Haploidentical hematopoietic stem cell transplantation (haplo-HSCT) is increasingly used as potentially curative option for pediatric patients affected by leukemia or other malignancies, as well as by several non malignant disorders such as primary immunodeficiencies, constitutional and acquired bone marrow failure syndromes, hemoglobinopathies and others.

Different techniques have been developed in order to overcome the HLA barrier and make HSCT feasible in virtually all patients. These approaches are mainly based on the in vitro physical removal of alloreactive T cells capable of mediating graft-versus-host disease (GVHD) or on in vivo pharmacological treatment with immunosuppressive drugs or immunomodulating agents.

The possibility to receive a transplant from a haploidentical donor (usually a parent) is particularly relevant both for children needing to have rapid access to this procedure, and for patients belonging to ethnic minorities or with rare HLA haplotypes that are underrepresented in the international voluntary donor registries.

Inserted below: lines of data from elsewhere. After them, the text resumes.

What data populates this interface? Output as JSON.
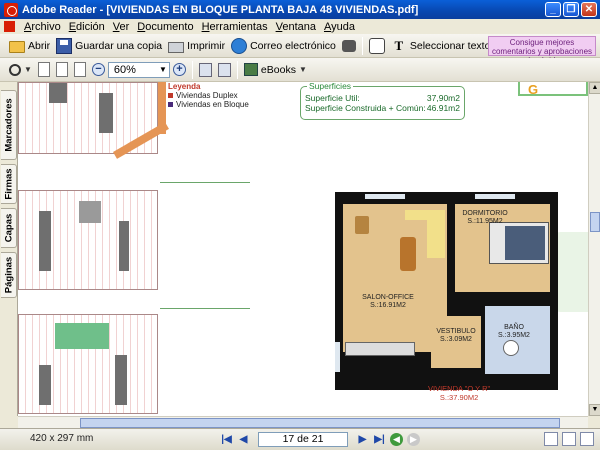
{
  "window": {
    "app_name": "Adobe Reader",
    "title": "Adobe Reader - [VIVIENDAS EN BLOQUE PLANTA BAJA 48 VIVIENDAS.pdf]",
    "buttons": {
      "minimize": "_",
      "maximize": "❐",
      "close": "✕"
    }
  },
  "menu": [
    "Archivo",
    "Edición",
    "Ver",
    "Documento",
    "Herramientas",
    "Ventana",
    "Ayuda"
  ],
  "toolbar1": {
    "open": "Abrir",
    "save_copy": "Guardar una copia",
    "print": "Imprimir",
    "email": "Correo electrónico",
    "select_text": "Seleccionar texto",
    "promo": "Consigue mejores comentarios y aprobaciones más rápidas"
  },
  "toolbar2": {
    "zoom_value": "60%",
    "zoom_out": "−",
    "zoom_in": "+",
    "ebooks": "eBooks"
  },
  "nav_tabs": [
    "Marcadores",
    "Firmas",
    "Capas",
    "Páginas"
  ],
  "document": {
    "legend_title": "Leyenda",
    "legend_items": [
      {
        "label": "Viviendas Duplex",
        "color": "#c0392b"
      },
      {
        "label": "Viviendas en Bloque",
        "color": "#4a2a7a"
      }
    ],
    "surfaces_title": "Superficies",
    "surfaces": [
      {
        "label": "Superficie Util:",
        "value": "37,90m2"
      },
      {
        "label": "Superficie Construida + Común:",
        "value": "46.91m2"
      }
    ],
    "rooms": [
      {
        "name": "DORMITORIO",
        "area": "S.:11.95M2"
      },
      {
        "name": "SALON-OFFICE",
        "area": "S.:16.91M2"
      },
      {
        "name": "VESTIBULO",
        "area": "S.:3.09M2"
      },
      {
        "name": "BAÑO",
        "area": "S.:3.95M2"
      }
    ],
    "unit_name": "VIVIENDA \"O Y R\"",
    "unit_area": "S.:37.90M2"
  },
  "status": {
    "page_size": "420 x 297 mm",
    "page_indicator": "17 de 21"
  },
  "colors": {
    "titlebar": "#0847b0",
    "accent_red": "#d81e05",
    "surface_green": "#1a6a2a"
  }
}
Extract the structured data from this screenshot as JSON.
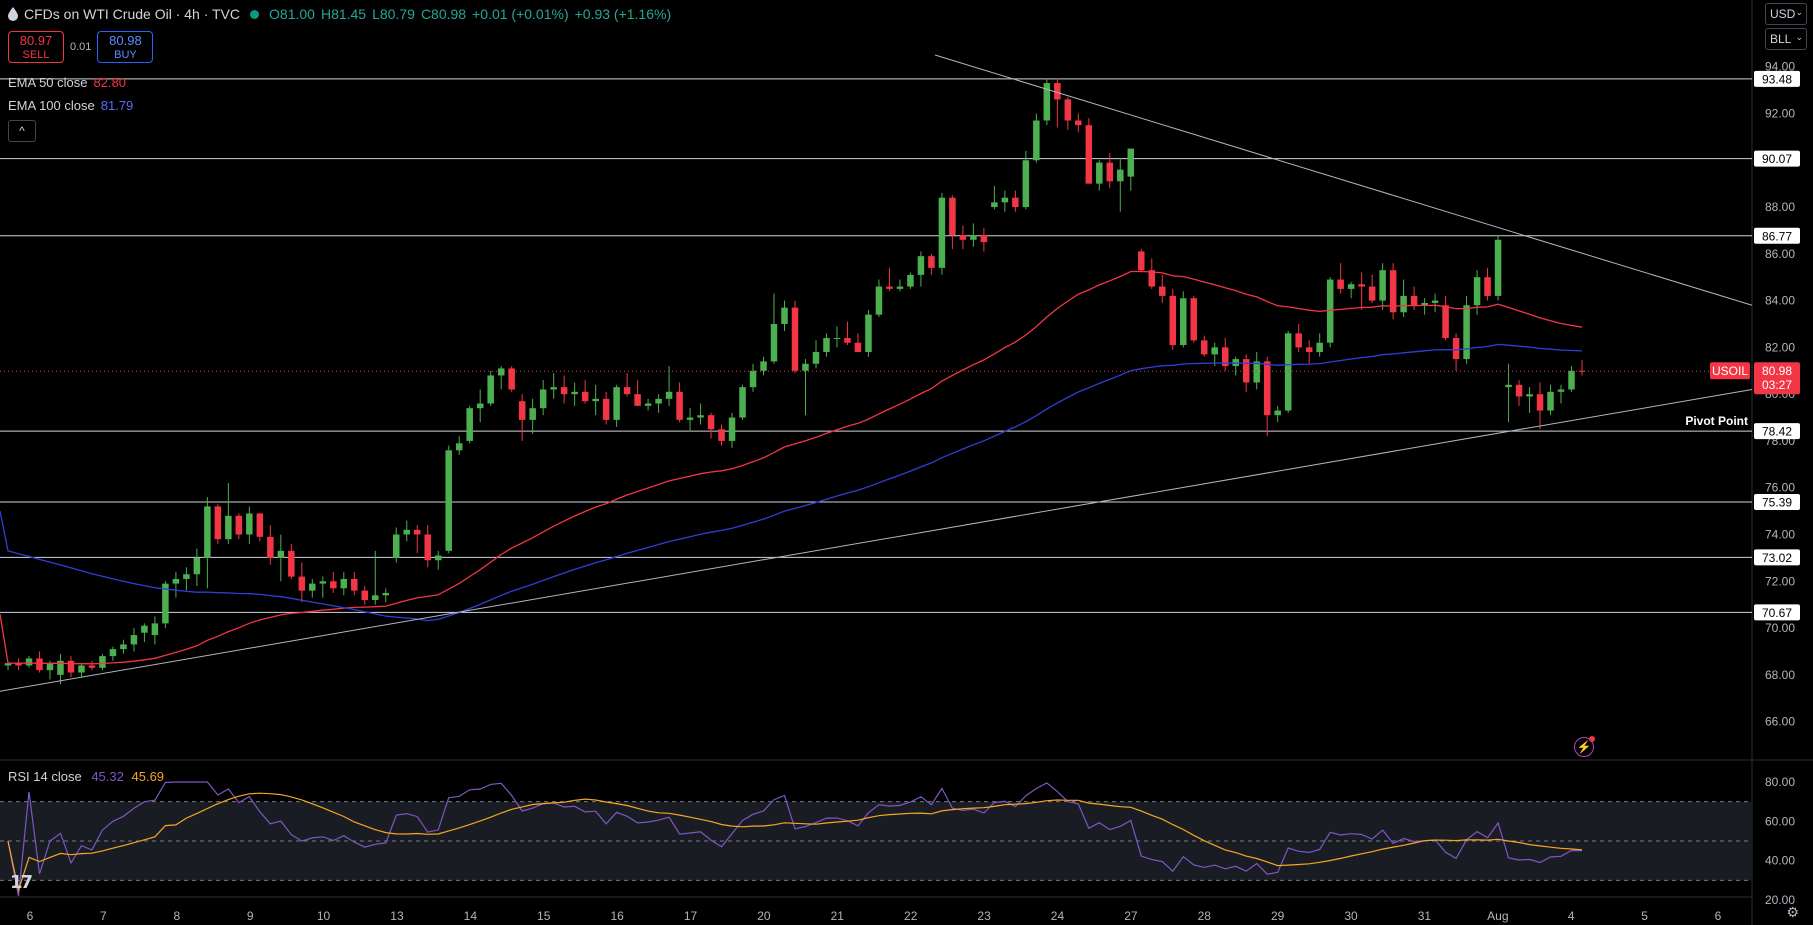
{
  "header": {
    "title": "CFDs on WTI Crude Oil · 4h · TVC",
    "open": "O81.00",
    "high": "H81.45",
    "low": "L80.79",
    "close": "C80.98",
    "change": "+0.01 (+0.01%)",
    "change2": "+0.93 (+1.16%)"
  },
  "trade": {
    "sell_price": "80.97",
    "sell_label": "SELL",
    "spread": "0.01",
    "buy_price": "80.98",
    "buy_label": "BUY"
  },
  "indicators": {
    "ema50_label": "EMA 50 close",
    "ema50_value": "82.80",
    "ema100_label": "EMA 100 close",
    "ema100_value": "81.79",
    "collapse_glyph": "^"
  },
  "currency": {
    "value": "USD",
    "unit": "BLL"
  },
  "rsi": {
    "label": "RSI 14 close",
    "value": "45.32",
    "ma_value": "45.69"
  },
  "logo": "17",
  "colors": {
    "up": "#4caf50",
    "down": "#f23645",
    "ema50": "#f23645",
    "ema100": "#2f3fd6",
    "rsi": "#7e57c2",
    "rsi_ma": "#f5a623"
  },
  "chart_data": {
    "type": "candlestick",
    "symbol_label": "USOIL",
    "last_price": "80.98",
    "countdown": "03:27",
    "y_axis": {
      "min": 65.0,
      "max": 94.5,
      "ticks": [
        "94.00",
        "92.00",
        "90.00",
        "88.00",
        "86.00",
        "84.00",
        "82.00",
        "80.00",
        "78.00",
        "76.00",
        "74.00",
        "72.00",
        "70.00",
        "68.00",
        "66.00"
      ]
    },
    "x_ticks": [
      "6",
      "7",
      "8",
      "9",
      "10",
      "13",
      "14",
      "15",
      "16",
      "17",
      "20",
      "21",
      "22",
      "23",
      "24",
      "27",
      "28",
      "29",
      "30",
      "31",
      "Aug",
      "4",
      "5",
      "6"
    ],
    "levels": [
      93.48,
      90.07,
      86.77,
      78.42,
      75.39,
      73.02,
      70.67
    ],
    "level_labels": [
      "93.48",
      "90.07",
      "86.77",
      "78.42",
      "75.39",
      "73.02",
      "70.67"
    ],
    "pivot_label": "Pivot Point",
    "candles": [
      [
        68.4,
        68.6,
        68.2,
        68.5
      ],
      [
        68.5,
        68.7,
        68.2,
        68.4
      ],
      [
        68.4,
        68.8,
        68.3,
        68.7
      ],
      [
        68.7,
        69.0,
        68.1,
        68.2
      ],
      [
        68.2,
        68.6,
        67.8,
        68.5
      ],
      [
        68.0,
        68.9,
        67.6,
        68.6
      ],
      [
        68.6,
        68.8,
        67.9,
        68.1
      ],
      [
        68.1,
        68.5,
        67.9,
        68.4
      ],
      [
        68.4,
        68.6,
        68.2,
        68.3
      ],
      [
        68.3,
        68.9,
        68.2,
        68.8
      ],
      [
        68.8,
        69.2,
        68.6,
        69.1
      ],
      [
        69.1,
        69.5,
        68.9,
        69.3
      ],
      [
        69.3,
        70.0,
        69.0,
        69.7
      ],
      [
        69.8,
        70.2,
        69.4,
        70.1
      ],
      [
        69.7,
        70.5,
        69.3,
        70.2
      ],
      [
        70.2,
        72.0,
        70.0,
        71.9
      ],
      [
        71.9,
        72.4,
        71.3,
        72.1
      ],
      [
        72.1,
        72.6,
        71.6,
        72.3
      ],
      [
        72.3,
        73.4,
        71.8,
        73.0
      ],
      [
        73.0,
        75.6,
        71.7,
        75.2
      ],
      [
        75.2,
        75.3,
        73.6,
        73.8
      ],
      [
        73.8,
        76.2,
        73.6,
        74.8
      ],
      [
        74.8,
        74.9,
        73.8,
        74.0
      ],
      [
        74.0,
        75.2,
        73.6,
        74.9
      ],
      [
        74.9,
        74.9,
        73.7,
        73.9
      ],
      [
        73.9,
        74.4,
        72.7,
        73.0
      ],
      [
        73.0,
        74.0,
        72.0,
        73.3
      ],
      [
        73.3,
        73.6,
        72.1,
        72.2
      ],
      [
        72.2,
        72.8,
        71.1,
        71.6
      ],
      [
        71.6,
        72.1,
        71.3,
        71.9
      ],
      [
        71.9,
        72.2,
        71.3,
        72.0
      ],
      [
        72.0,
        72.4,
        71.5,
        71.7
      ],
      [
        71.7,
        72.4,
        71.4,
        72.1
      ],
      [
        72.1,
        72.4,
        71.4,
        71.6
      ],
      [
        71.6,
        71.8,
        71.0,
        71.2
      ],
      [
        71.2,
        73.3,
        71.0,
        71.4
      ],
      [
        71.4,
        71.7,
        71.1,
        71.5
      ],
      [
        73.0,
        74.3,
        72.8,
        74.0
      ],
      [
        74.0,
        74.6,
        73.7,
        74.2
      ],
      [
        74.2,
        74.4,
        73.2,
        74.0
      ],
      [
        74.0,
        74.4,
        72.6,
        72.9
      ],
      [
        72.9,
        73.3,
        72.5,
        73.1
      ],
      [
        73.3,
        77.8,
        73.2,
        77.6
      ],
      [
        77.6,
        78.2,
        77.4,
        77.9
      ],
      [
        78.0,
        79.5,
        77.9,
        79.4
      ],
      [
        79.4,
        80.2,
        78.8,
        79.6
      ],
      [
        79.6,
        81.0,
        79.5,
        80.8
      ],
      [
        80.8,
        81.2,
        80.2,
        81.1
      ],
      [
        81.1,
        81.2,
        80.1,
        80.2
      ],
      [
        79.7,
        80.0,
        78.0,
        78.9
      ],
      [
        78.9,
        79.8,
        78.3,
        79.4
      ],
      [
        79.4,
        80.6,
        79.1,
        80.2
      ],
      [
        80.2,
        80.9,
        79.8,
        80.3
      ],
      [
        80.3,
        80.8,
        79.6,
        80.0
      ],
      [
        80.0,
        80.5,
        79.5,
        80.1
      ],
      [
        80.1,
        80.6,
        79.6,
        79.7
      ],
      [
        79.7,
        80.4,
        79.1,
        79.8
      ],
      [
        79.8,
        80.1,
        78.7,
        78.9
      ],
      [
        78.9,
        80.4,
        78.6,
        80.3
      ],
      [
        80.3,
        80.9,
        79.9,
        80.0
      ],
      [
        80.0,
        80.6,
        79.5,
        79.5
      ],
      [
        79.5,
        79.8,
        79.3,
        79.6
      ],
      [
        79.6,
        80.0,
        79.2,
        79.8
      ],
      [
        79.8,
        81.2,
        79.5,
        80.1
      ],
      [
        80.1,
        80.5,
        78.8,
        78.9
      ],
      [
        78.9,
        79.4,
        78.4,
        79.0
      ],
      [
        79.0,
        79.6,
        78.7,
        79.1
      ],
      [
        79.1,
        79.2,
        78.1,
        78.5
      ],
      [
        78.5,
        78.7,
        77.8,
        78.0
      ],
      [
        78.0,
        79.2,
        77.7,
        79.0
      ],
      [
        79.0,
        80.4,
        78.9,
        80.3
      ],
      [
        80.3,
        81.3,
        80.1,
        81.0
      ],
      [
        81.0,
        81.6,
        80.8,
        81.4
      ],
      [
        81.4,
        84.3,
        81.3,
        83.0
      ],
      [
        83.0,
        84.0,
        82.7,
        83.7
      ],
      [
        83.7,
        84.0,
        80.9,
        81.0
      ],
      [
        81.0,
        81.5,
        79.1,
        81.3
      ],
      [
        81.3,
        82.3,
        81.1,
        81.8
      ],
      [
        81.8,
        82.6,
        81.6,
        82.4
      ],
      [
        82.4,
        82.9,
        82.0,
        82.4
      ],
      [
        82.4,
        83.1,
        82.1,
        82.2
      ],
      [
        82.2,
        82.6,
        81.8,
        81.8
      ],
      [
        81.8,
        83.6,
        81.6,
        83.4
      ],
      [
        83.4,
        84.9,
        83.3,
        84.6
      ],
      [
        84.6,
        85.4,
        84.4,
        84.5
      ],
      [
        84.5,
        84.9,
        84.4,
        84.6
      ],
      [
        84.6,
        85.2,
        84.5,
        85.1
      ],
      [
        85.1,
        86.1,
        84.6,
        85.9
      ],
      [
        85.9,
        86.0,
        85.1,
        85.4
      ],
      [
        85.4,
        88.6,
        85.1,
        88.4
      ],
      [
        88.4,
        88.5,
        86.2,
        86.8
      ],
      [
        86.8,
        87.2,
        86.2,
        86.6
      ],
      [
        86.6,
        87.3,
        86.3,
        86.8
      ],
      [
        86.8,
        87.1,
        86.1,
        86.5
      ],
      [
        88.0,
        88.9,
        87.9,
        88.2
      ],
      [
        88.2,
        88.7,
        87.8,
        88.4
      ],
      [
        88.4,
        88.7,
        87.8,
        88.0
      ],
      [
        88.0,
        90.4,
        87.9,
        90.0
      ],
      [
        90.0,
        92.0,
        89.9,
        91.7
      ],
      [
        91.7,
        93.5,
        91.5,
        93.3
      ],
      [
        93.3,
        93.5,
        91.4,
        92.6
      ],
      [
        92.6,
        92.7,
        91.3,
        91.7
      ],
      [
        91.7,
        92.0,
        91.2,
        91.5
      ],
      [
        91.5,
        91.8,
        89.0,
        89.0
      ],
      [
        89.0,
        90.0,
        88.7,
        89.9
      ],
      [
        89.9,
        90.3,
        88.8,
        89.1
      ],
      [
        89.1,
        90.1,
        87.8,
        89.6
      ],
      [
        89.3,
        90.4,
        88.7,
        90.5
      ],
      [
        86.1,
        86.2,
        85.2,
        85.3
      ],
      [
        85.3,
        85.8,
        84.5,
        84.6
      ],
      [
        84.6,
        85.1,
        83.9,
        84.2
      ],
      [
        84.2,
        84.5,
        81.9,
        82.1
      ],
      [
        82.1,
        84.4,
        82.0,
        84.1
      ],
      [
        84.1,
        84.2,
        82.2,
        82.3
      ],
      [
        82.3,
        82.5,
        81.6,
        81.7
      ],
      [
        81.7,
        82.2,
        81.2,
        82.0
      ],
      [
        82.0,
        82.4,
        81.0,
        81.2
      ],
      [
        81.2,
        81.6,
        80.8,
        81.5
      ],
      [
        81.5,
        81.7,
        80.1,
        80.5
      ],
      [
        80.5,
        81.8,
        80.2,
        81.4
      ],
      [
        81.4,
        81.6,
        78.2,
        79.1
      ],
      [
        79.1,
        79.5,
        78.8,
        79.3
      ],
      [
        79.3,
        82.7,
        79.2,
        82.6
      ],
      [
        82.6,
        83.0,
        81.8,
        82.0
      ],
      [
        82.0,
        82.3,
        81.3,
        81.8
      ],
      [
        81.8,
        82.6,
        81.6,
        82.2
      ],
      [
        82.2,
        85.0,
        82.0,
        84.9
      ],
      [
        84.9,
        85.6,
        84.3,
        84.5
      ],
      [
        84.5,
        84.8,
        84.1,
        84.7
      ],
      [
        84.7,
        85.2,
        83.6,
        84.6
      ],
      [
        84.6,
        85.1,
        83.9,
        84.0
      ],
      [
        84.0,
        85.6,
        83.6,
        85.3
      ],
      [
        85.3,
        85.6,
        83.2,
        83.5
      ],
      [
        83.5,
        84.9,
        83.3,
        84.2
      ],
      [
        84.2,
        84.6,
        83.6,
        83.8
      ],
      [
        83.8,
        84.1,
        83.4,
        83.9
      ],
      [
        83.9,
        84.3,
        83.5,
        84.0
      ],
      [
        83.8,
        84.2,
        82.3,
        82.4
      ],
      [
        82.4,
        82.6,
        81.0,
        81.5
      ],
      [
        81.5,
        84.2,
        81.3,
        83.8
      ],
      [
        83.8,
        85.3,
        83.4,
        85.0
      ],
      [
        85.0,
        85.4,
        84.0,
        84.2
      ],
      [
        84.2,
        86.8,
        84.0,
        86.6
      ],
      [
        80.3,
        81.3,
        78.8,
        80.4
      ],
      [
        80.4,
        80.6,
        79.5,
        79.9
      ],
      [
        79.9,
        80.3,
        79.2,
        80.0
      ],
      [
        80.0,
        80.5,
        78.5,
        79.3
      ],
      [
        79.3,
        80.4,
        79.1,
        80.1
      ],
      [
        80.1,
        80.4,
        79.6,
        80.2
      ],
      [
        80.2,
        81.2,
        80.1,
        81.0
      ],
      [
        81.0,
        81.45,
        80.79,
        80.98
      ]
    ],
    "rsi_axis": {
      "min": 20,
      "max": 80,
      "ticks": [
        "80.00",
        "60.00",
        "40.00",
        "20.00"
      ],
      "bands": [
        70,
        50,
        30
      ]
    }
  }
}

The delayed immune reconstitution after haplo-HSCT may cause impaired graft-versus-leukemia (GVL) effect and defective control of potentially life-threatening opportunistic infections, thus increasing the risk of relapse and of transplant-related mortality (TRM). For this reason, several strategies of post-transplant adoptive cell therapy have been developed over time, from the use of donor lymphocyte infusions (DLI), to the administration of selected immunocompetent cell populations or genetically modified T lymphocytes, or the production of leukemia or pathogen-specific cytotoxic T cells (CTL) to be infused after the transplant.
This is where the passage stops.